Die EU bereitet erstmals die Auslagerung eines Teils ihres Rückführungssystems für abgewiesene Asylbewerber in Drittstaaten vor, berichtet das Portal Politico. Nach Angaben mehrerer europäischer Diplomaten prüfen Mitgliedstaaten derzeit die Einrichtung sogenannter return hubs in Ruanda und Usbekistan.
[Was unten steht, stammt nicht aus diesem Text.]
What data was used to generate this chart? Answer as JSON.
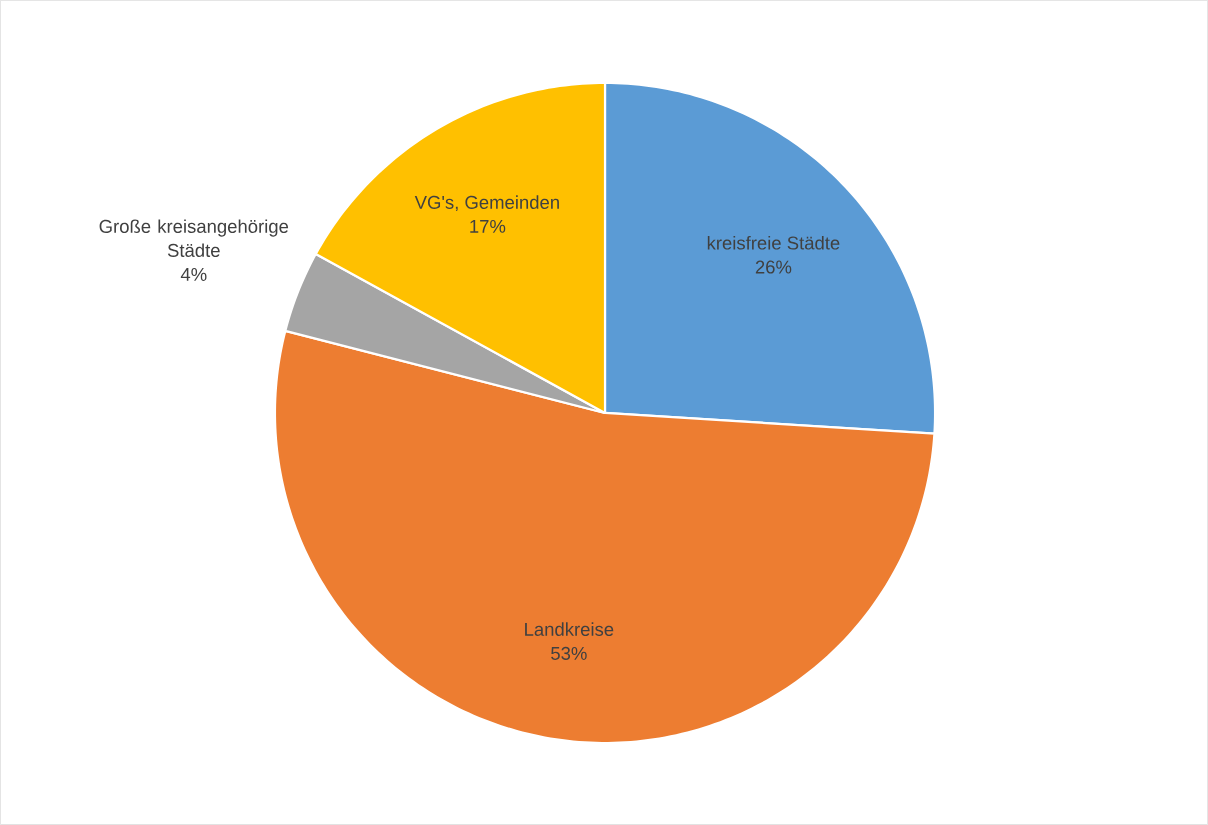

Grundlage ist ein kürzlich verabschiedetes EU-Gesetz, das den Staaten erlaubt, Zentren ausserhalb der Union zu errichten, in denen ausreisepflichtige Migranten bis zu ihrer Abschiebung untergebracht werden können.
VINCENT JANNINK / KEYSTONE
Die neue Regelung wurde von einer Gruppe von Staaten vorangetrieben – darunter Dänemark, Österreich, Griechenland, Deutschland und die Niederlande. Der griechische Ministerpräsident Kyriakos Mitsotakis erklärte vor der Verabschiedung des Gesetzes, Ziel sei es, erste Vereinbarungen noch 2026 abzuschliessen, damit die Zentren ab 2027 betriebsbereit seien.
Welche Länder die Einrichtungen tatsächlich aufnehmen werden, ist noch offen. Neben Ruanda und Usbekistan wird hinter den Kulissen auch Uganda diskutiert. Staaten in unmittelbarer Nähe zur EU wie Ägypten oder Libyen gelten dagegen als ungeeignet. Nach Angaben von Diplomaten befürchten die Regierungen dort zusätzliche Anreize für Schleusernetzwerke und neue Migrationsbewegungen Richtung Europa.